2 - Ele

26 2 0
                                    

Tenho certa pena dela. Acho que estava pronta para pedir divórcio quando a civilização acabou. Então, viu-se presa a mim de uma forma inevitável.

Porque ficar sozinho é muito ruim.

Não que ela também fosse a minha primeira escolha para companhia no final do mundo.

Quando você lê uma coisa dessas, deve ficar se perguntando como duas pessoas permanecem casados por tantos anos pensando dessa forma. Treze, eu acho.

A verdade é que não sei.

Talvez fosse mais fácil explicar o que aconteceu com a humanidade. Sei que um dia sucede o outro, parecem voar, e você passa a aceitar aquela briga, se acostuma com os detalhes que te incomodam. Quando percebe, se foram anos dessa forma e vocês ainda estão vivendo juntos. Provavelmente juntos e infelizes, mesmo que não assumam.

E, como os dias de um casamento, os primeiros dias após o fim da humanidade se foram sem que compreendêssemos totalmente suas peculiaridades.

Então, eu resolvi que andaria nu por aí.

Foi minha primeira decisão oficial no novo mundo.

Tinha certeza que não existia mais ninguém. Nós havíamos entrado no carro e vasculhado tudo, longe e perto. Tudo mesmo. Gritávamos em ruas desconhecidas, perguntando se alguém estava lá, e obtendo apenas o silêncio como resposta. Para procurar mais do que procuramos, precisaríamos de um avião e nenhum de nós sabe pilotar.

Portanto, se não existe mais ninguém, qual era o propósito de usar roupas? Não havia nem a justificativa do frio onde morávamos.

Sugeri essa ideia para ela.

"Com todas as roupas do mundo disponíveis você acha que vou andar nua por aí?" Perguntou-me como se eu fosse algum tipo de lunático.

"É mais confortável", argumentei

"Ande nu se quiser, eu nunca mais repito uma roupa", ela deu de ombros.

Nós caminhávamos pela rua a esmo. Inicialmente é difícil arranjar objetivos quando você deixa de ter obrigações. Tirei minhas roupas ali mesmo e as joguei longe. Uma de minhas meias foi parar em cima de um poste; minha cueca, no retrovisor de um carro.

Foi uma sensação libertadora.

"Você deveria experimentar", insisti após alguns metros de liberdade. "Sabe, ninguém no planeta inteiro liga se você repete roupas ou não. E posso afirmar isso com absoluta certeza. Sou o único que sobrou."

"Você está a uma pessoa de distância de conseguir completar seu sonho egocêntrico. Mas, por enquanto, eu ainda estou aqui e ainda tenho opinião. Mesmo que você constantemente se esqueça disso. Pode não ligar, mas eu ligo. Imagine só quantas possibilidades! Quantos vestidos, calças! Tudo a minha disposição!"

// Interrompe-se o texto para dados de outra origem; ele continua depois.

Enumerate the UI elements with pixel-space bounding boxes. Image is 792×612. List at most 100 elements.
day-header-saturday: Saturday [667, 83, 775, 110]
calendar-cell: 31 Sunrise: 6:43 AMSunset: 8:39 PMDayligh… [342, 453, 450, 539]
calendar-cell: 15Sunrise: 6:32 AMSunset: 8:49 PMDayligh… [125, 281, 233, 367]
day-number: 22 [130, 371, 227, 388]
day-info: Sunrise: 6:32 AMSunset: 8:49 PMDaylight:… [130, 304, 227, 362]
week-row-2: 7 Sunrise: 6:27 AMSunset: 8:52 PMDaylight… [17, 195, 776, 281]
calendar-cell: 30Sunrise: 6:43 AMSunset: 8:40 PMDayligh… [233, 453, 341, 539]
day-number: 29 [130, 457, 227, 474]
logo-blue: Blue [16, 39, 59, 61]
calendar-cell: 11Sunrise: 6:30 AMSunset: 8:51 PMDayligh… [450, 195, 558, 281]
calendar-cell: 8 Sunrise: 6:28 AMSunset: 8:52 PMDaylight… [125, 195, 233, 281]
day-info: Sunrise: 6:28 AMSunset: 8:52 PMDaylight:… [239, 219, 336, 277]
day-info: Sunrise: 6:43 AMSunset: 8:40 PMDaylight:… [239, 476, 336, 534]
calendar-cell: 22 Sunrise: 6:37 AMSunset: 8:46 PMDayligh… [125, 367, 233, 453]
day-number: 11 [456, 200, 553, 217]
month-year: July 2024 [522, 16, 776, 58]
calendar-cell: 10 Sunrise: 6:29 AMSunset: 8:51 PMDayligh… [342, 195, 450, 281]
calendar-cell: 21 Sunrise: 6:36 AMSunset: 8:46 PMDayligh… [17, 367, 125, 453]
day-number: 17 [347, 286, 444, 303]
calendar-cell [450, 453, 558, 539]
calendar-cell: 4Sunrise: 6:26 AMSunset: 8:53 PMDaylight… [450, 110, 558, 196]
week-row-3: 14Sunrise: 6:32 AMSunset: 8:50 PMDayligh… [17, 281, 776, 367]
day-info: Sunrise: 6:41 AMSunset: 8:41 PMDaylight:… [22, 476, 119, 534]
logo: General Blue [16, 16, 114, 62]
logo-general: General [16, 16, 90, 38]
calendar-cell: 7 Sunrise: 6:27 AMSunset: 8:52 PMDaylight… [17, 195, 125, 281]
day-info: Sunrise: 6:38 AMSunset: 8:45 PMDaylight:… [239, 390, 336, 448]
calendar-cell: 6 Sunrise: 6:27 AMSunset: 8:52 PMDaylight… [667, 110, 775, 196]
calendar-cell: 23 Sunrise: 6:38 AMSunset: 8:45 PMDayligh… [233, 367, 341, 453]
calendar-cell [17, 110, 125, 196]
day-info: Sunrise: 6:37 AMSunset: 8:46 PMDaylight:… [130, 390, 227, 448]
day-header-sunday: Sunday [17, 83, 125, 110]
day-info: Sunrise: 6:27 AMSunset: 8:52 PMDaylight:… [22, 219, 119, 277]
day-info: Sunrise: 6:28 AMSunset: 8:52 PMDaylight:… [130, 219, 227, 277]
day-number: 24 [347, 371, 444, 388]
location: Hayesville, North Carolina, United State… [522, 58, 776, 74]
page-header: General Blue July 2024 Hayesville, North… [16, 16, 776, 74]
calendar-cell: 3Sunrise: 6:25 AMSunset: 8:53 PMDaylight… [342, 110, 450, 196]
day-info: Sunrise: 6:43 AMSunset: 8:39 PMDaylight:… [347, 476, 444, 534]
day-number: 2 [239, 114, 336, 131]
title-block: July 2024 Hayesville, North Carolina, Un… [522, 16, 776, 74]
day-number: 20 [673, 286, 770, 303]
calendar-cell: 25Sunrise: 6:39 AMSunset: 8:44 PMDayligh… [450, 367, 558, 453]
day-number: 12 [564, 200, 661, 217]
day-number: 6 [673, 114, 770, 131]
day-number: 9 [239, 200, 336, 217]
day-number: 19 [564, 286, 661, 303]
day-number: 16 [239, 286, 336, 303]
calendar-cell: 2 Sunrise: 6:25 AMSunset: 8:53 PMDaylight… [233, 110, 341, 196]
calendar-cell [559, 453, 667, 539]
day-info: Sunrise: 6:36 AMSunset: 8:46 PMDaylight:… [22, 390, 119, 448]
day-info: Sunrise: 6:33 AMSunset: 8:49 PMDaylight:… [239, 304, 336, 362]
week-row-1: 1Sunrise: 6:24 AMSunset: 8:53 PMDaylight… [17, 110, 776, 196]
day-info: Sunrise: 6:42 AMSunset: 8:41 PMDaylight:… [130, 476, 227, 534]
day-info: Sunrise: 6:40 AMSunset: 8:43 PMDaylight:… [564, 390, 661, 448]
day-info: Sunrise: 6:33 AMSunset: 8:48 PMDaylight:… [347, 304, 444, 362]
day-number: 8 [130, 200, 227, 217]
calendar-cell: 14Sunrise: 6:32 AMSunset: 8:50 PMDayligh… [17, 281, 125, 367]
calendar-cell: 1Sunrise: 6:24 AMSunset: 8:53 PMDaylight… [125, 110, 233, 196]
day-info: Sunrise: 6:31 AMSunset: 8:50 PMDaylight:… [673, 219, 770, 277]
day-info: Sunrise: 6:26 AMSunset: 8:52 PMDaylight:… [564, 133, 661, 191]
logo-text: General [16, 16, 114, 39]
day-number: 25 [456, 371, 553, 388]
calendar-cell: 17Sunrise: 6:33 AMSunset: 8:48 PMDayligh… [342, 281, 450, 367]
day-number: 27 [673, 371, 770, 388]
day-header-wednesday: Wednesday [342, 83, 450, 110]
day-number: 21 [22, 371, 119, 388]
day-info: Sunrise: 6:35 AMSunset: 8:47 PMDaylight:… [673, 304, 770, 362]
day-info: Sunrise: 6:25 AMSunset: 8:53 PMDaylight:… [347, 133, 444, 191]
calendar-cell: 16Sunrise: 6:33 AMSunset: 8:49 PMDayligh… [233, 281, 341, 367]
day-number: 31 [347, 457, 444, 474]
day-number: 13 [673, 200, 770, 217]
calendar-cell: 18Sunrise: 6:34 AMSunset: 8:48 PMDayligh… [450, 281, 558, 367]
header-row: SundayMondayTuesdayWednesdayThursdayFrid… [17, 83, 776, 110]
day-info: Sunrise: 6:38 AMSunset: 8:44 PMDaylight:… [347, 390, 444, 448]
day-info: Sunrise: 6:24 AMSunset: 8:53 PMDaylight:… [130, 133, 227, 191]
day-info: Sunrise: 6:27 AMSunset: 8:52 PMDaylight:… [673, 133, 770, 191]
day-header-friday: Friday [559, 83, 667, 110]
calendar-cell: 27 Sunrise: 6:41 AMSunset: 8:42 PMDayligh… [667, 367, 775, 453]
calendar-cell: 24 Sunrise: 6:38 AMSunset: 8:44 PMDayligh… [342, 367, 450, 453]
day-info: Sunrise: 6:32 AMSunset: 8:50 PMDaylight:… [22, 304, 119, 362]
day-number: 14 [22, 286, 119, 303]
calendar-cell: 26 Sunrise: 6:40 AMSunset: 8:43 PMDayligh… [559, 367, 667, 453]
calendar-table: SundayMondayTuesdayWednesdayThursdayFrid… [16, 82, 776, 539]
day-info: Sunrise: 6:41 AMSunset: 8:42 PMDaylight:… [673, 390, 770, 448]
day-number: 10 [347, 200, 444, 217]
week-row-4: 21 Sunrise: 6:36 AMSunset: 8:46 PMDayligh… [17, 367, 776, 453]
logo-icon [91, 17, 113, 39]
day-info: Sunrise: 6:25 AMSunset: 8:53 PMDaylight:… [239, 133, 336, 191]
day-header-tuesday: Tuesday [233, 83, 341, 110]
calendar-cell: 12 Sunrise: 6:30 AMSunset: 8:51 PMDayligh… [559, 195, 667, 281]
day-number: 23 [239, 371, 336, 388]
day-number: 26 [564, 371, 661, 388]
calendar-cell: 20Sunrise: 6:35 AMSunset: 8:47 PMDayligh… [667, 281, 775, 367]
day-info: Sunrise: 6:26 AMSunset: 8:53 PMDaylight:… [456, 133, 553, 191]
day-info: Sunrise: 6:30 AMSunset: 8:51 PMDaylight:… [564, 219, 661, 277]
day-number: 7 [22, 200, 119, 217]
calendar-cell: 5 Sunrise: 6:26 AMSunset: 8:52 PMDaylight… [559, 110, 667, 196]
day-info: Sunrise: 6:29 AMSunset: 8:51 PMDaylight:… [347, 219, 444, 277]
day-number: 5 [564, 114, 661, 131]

Eu acabei soltando uma risada.

"Tá rindo do quê, palhaço?" Sua expressão sonhadora sumiu e ela pareceu irritar-se num piscar de olhos.

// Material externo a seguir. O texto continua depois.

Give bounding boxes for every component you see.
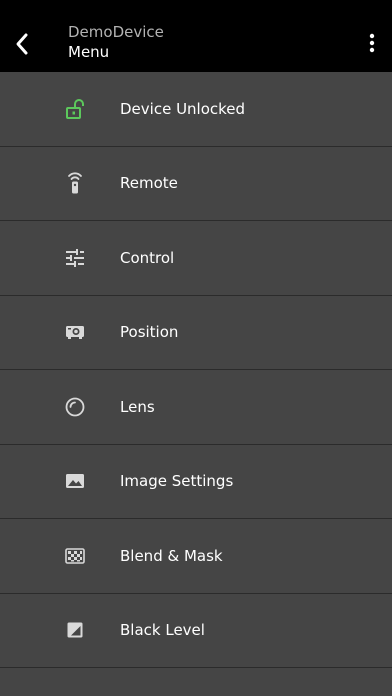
unlocked-icon xyxy=(62,96,88,122)
menu-item-remote[interactable]: Remote xyxy=(0,146,392,221)
menu-item-lens[interactable]: Lens xyxy=(0,370,392,445)
checkerboard-icon xyxy=(62,543,88,569)
device-name: DemoDevice xyxy=(68,23,164,41)
app-bar: DemoDevice Menu xyxy=(0,0,392,72)
page-title: Menu xyxy=(68,43,110,61)
menu-item-label: Lens xyxy=(120,397,155,416)
menu-item-black-level[interactable]: Black Level xyxy=(0,593,392,668)
projector-icon xyxy=(62,319,88,345)
menu-item-image-settings[interactable]: Image Settings xyxy=(0,444,392,519)
back-button[interactable] xyxy=(6,24,38,64)
menu-item-label: Blend & Mask xyxy=(120,546,223,565)
image-icon xyxy=(62,468,88,494)
remote-icon xyxy=(62,170,88,196)
menu-item-blend-mask[interactable]: Blend & Mask xyxy=(0,519,392,594)
tune-icon xyxy=(62,245,88,271)
lens-icon xyxy=(62,394,88,420)
menu-item-position[interactable]: Position xyxy=(0,295,392,370)
menu-item-label: Position xyxy=(120,323,179,342)
menu-item-control[interactable]: Control xyxy=(0,221,392,296)
menu-item-label: Remote xyxy=(120,174,178,193)
menu-item-label: Control xyxy=(120,248,175,267)
contrast-icon xyxy=(62,617,88,643)
more-vertical-icon xyxy=(369,33,375,53)
menu-item-device-unlocked[interactable]: Device Unlocked xyxy=(0,72,392,147)
more-options-button[interactable] xyxy=(362,26,382,60)
chevron-left-icon xyxy=(16,33,28,55)
menu-list: Device Unlocked Remote Control Position … xyxy=(0,72,392,668)
menu-item-label: Device Unlocked xyxy=(120,99,246,118)
app-bar-titles: DemoDevice Menu xyxy=(68,22,164,62)
menu-item-label: Black Level xyxy=(120,621,205,640)
menu-item-label: Image Settings xyxy=(120,472,234,491)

"Olhe só para nós", respondi. "Estamos fazendo planos numa situação em que a maioria das pessoas normais já teria enlouquecido."

"O fato de ser casada com você já dava claros sinais de que minha loucura datava de antes mesmo disso tudo acontecer."

"Por que não me deixa, então?" Sugeri abertamente com a intenção de provocá-la.

"Quem vai matar as baratas quando elas aparecerem?" Perguntou, enquanto tinha um tremelique. Nutria um profundo asco por baratas.

"As baratas são mesmo impressionantes", refleti. "Aparentemente sobramos só nós dois e as baratas. Todas elas. Elas sobrevivem a tudo. Algum dia nós vamos morrer e as baratas ainda estarão por aí. Donas do planeta todo."

Um detalhe que talvez não tenha mencionado é que os demais animais também pareciam ter sumido por completo, exceto, claro, aqueles seres perpétuos conhecidos como baratas.

"E eu acabo de me dar conta que estou dentro de meu pior pesadelo."

"Poderia ser ainda pior", rebati. "Você poderia estar sozinha com as baratas."

"Você joga muito sujo", ela se viu obrigada a concordar comigo, mesmo não gostando. "Seu imundo."

Essa era uma etapa muito interessante do nosso relacionamento, pensei.